Pivoting into the restaurant business might seem like an unusual choice for a small business owner trying to stay afloat during a global health pandemic. But for Hallie Kuperman, owner of Seattle’s Century Ballroom dance hall, it was just the change the times called for. Demand for dancing space has tumbled, whereas expanding the physical space of her sister business — a restaurant called the Tin Table — so that patrons could socially distance was an overnight necessity.
So with the help of a Paycheck Protection Program loan, Kuperman retooled her 23-year-old dance hall into a dining space designed to support massively distanced tables. That allows her to operate indoor dining with an absolute minimum of close contact between servers and guests, Bloomberg reported.
And while converting a dance hall into a dining hall is a rare shift, Kuperman isn’t alone among Main Street’s many COVID-19 casualties. Small and medium-sized business (SMB) owners are radically rethinking what they do and how they do it in an attempt to survive and even thrive.
PYMNTS has periodically surveyed SMBs owners since the pandemic began and found a definitive shift to digital. For example, 71.7 percent of those we surveyed reported improving or adding digital capabilities since the crisis began. And 49.4 percent reported either having improved existing online order-ahead for pickup features or adding new ones.
Our studies also showed that 50.1 percent had improved or added eCommerce portals, 47.3 percent had enhanced or added mobile wallet capabilities and 46.9 percent had done the same for digital invoicing. All in all, the data demonstrate that — true to the old expression — necessity has been the mother of invention for many Main Street businesses.
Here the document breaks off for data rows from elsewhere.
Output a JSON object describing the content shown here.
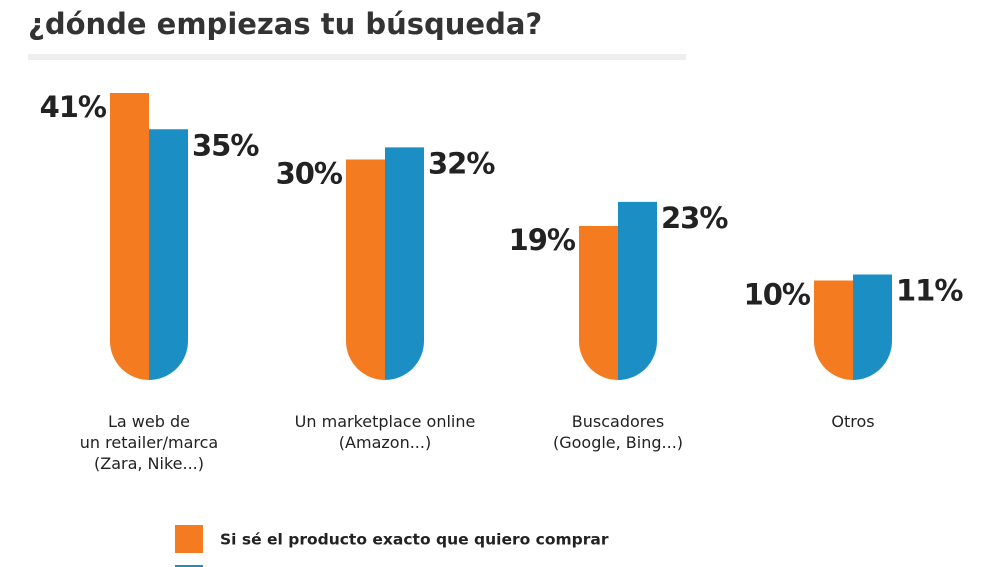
{
  "chart_data": {
    "type": "bar",
    "title": "¿dónde empiezas tu búsqueda?",
    "categories": [
      "La web de\nun retailer/marca\n(Zara, Nike...)",
      "Un marketplace online\n(Amazon...)",
      "Buscadores\n(Google, Bing...)",
      "Otros"
    ],
    "series": [
      {
        "name": "Si sé el producto exacto que quiero comprar",
        "color": "#f47b20",
        "values": [
          41,
          30,
          19,
          10
        ],
        "value_labels": [
          "41%",
          "30%",
          "19%",
          "10%"
        ]
      },
      {
        "color": "#1b8fc4",
        "values": [
          35,
          32,
          23,
          11
        ],
        "value_labels": [
          "35%",
          "32%",
          "23%",
          "11%"
        ]
      }
    ]
  }
}
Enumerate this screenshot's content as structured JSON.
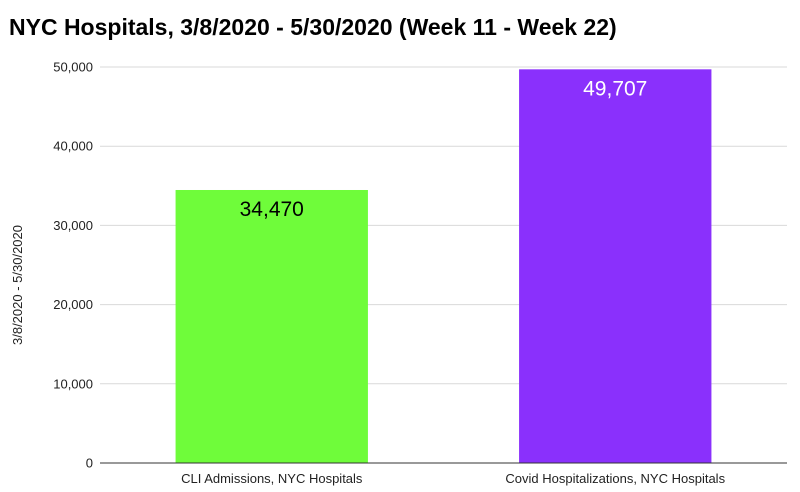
{
  "chart_data": {
    "type": "bar",
    "title": "NYC Hospitals, 3/8/2020 - 5/30/2020 (Week 11 - Week 22)",
    "xlabel": "",
    "ylabel": "3/8/2020 - 5/30/2020",
    "categories": [
      "CLI Admissions, NYC Hospitals",
      "Covid Hospitalizations, NYC Hospitals"
    ],
    "values": [
      34470,
      49707
    ],
    "data_labels": [
      "34,470",
      "49,707"
    ],
    "bar_colors": [
      "#6ffc3a",
      "#8a30fc"
    ],
    "data_label_colors": [
      "#000000",
      "#ffffff"
    ],
    "ylim": [
      0,
      50000
    ],
    "yticks": [
      0,
      10000,
      20000,
      30000,
      40000,
      50000
    ],
    "ytick_labels": [
      "0",
      "10,000",
      "20,000",
      "30,000",
      "40,000",
      "50,000"
    ],
    "grid": true,
    "legend": "none"
  }
}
For instance, our research found that 38.3 percent of SMBs are interested in enhancing their digital offerings because many consumers are under stay-at-home mandates that prevent them from doing business through other channels. Some 37.8 percent of respondents also said they want to upgrade such capabilities because they think doing so will attract customers and generate new sales.
Moreover, it seems that at least some of this digital shift will have post-pandemic repercussions. Roughly 38 percent of SMB owners reported plans to reduce their brick-and-mortar footprints, while 23.8 percent expect to maintain their brick-and-mortar presence but reduce reliance on in-store sales.
And, as recent reports indicate, the changes afoot are bigger than just adding on digital capacity. Operationally, owners are also radically adapting their physical spaces to address safety concerns amid COVID-19.
Consider Portland, Oregon’s Pix Patisserie. Like lots of restaurateurs, owner Cheryl Wakerhauser switched to a takeout model in response to the stay-at-home orders associated with the pandemic. But Wakerhauser recently decided to add a new twist to the model: a 24-hour vending machine dubbed the “Pix-O-Matic.” It operates in the style of the Automats that were popular in the early 20th century.
“After the whole shutdown came, it just made perfect sense,” she told the Portland Oregonian.
Positioned outside the restaurant and decorated with a mirrored disco ball, the machine takes payment by card and serves up desserts, pork dumplings and novelties. (It recently offered a Ruth Bader Ginsburg face mask.) Inc. magazine reported that the machine has boosted the restaurant’s profits above pre-coronavirus levels to an extent that Wakerhauser is adding a second one.
Inc. also detailed a similar contactless approach at New York City’s Brooklyn Dumpling Shop. The store allows customers to order via an app that issues a barcode allowing customers to unlock the shop’s door and grab their orders from masked staffers.
Will such changes stick around in a post-COVID world, or will Main Street’s creative pivots fall away as our collectively memory of the pandemic fades?
We imagine some modifications won’t outlast COVID-19. But given that consumers have learned to rely on digital capabilities — and seem to actually enjoy things like Pix’s automated service so much that sales rebounded beyond pre-pandemic levels — some of these moves probably aren’t just temporary pivots. Instead, they’re likely permanent changes to the way we as consumers experience Main Street.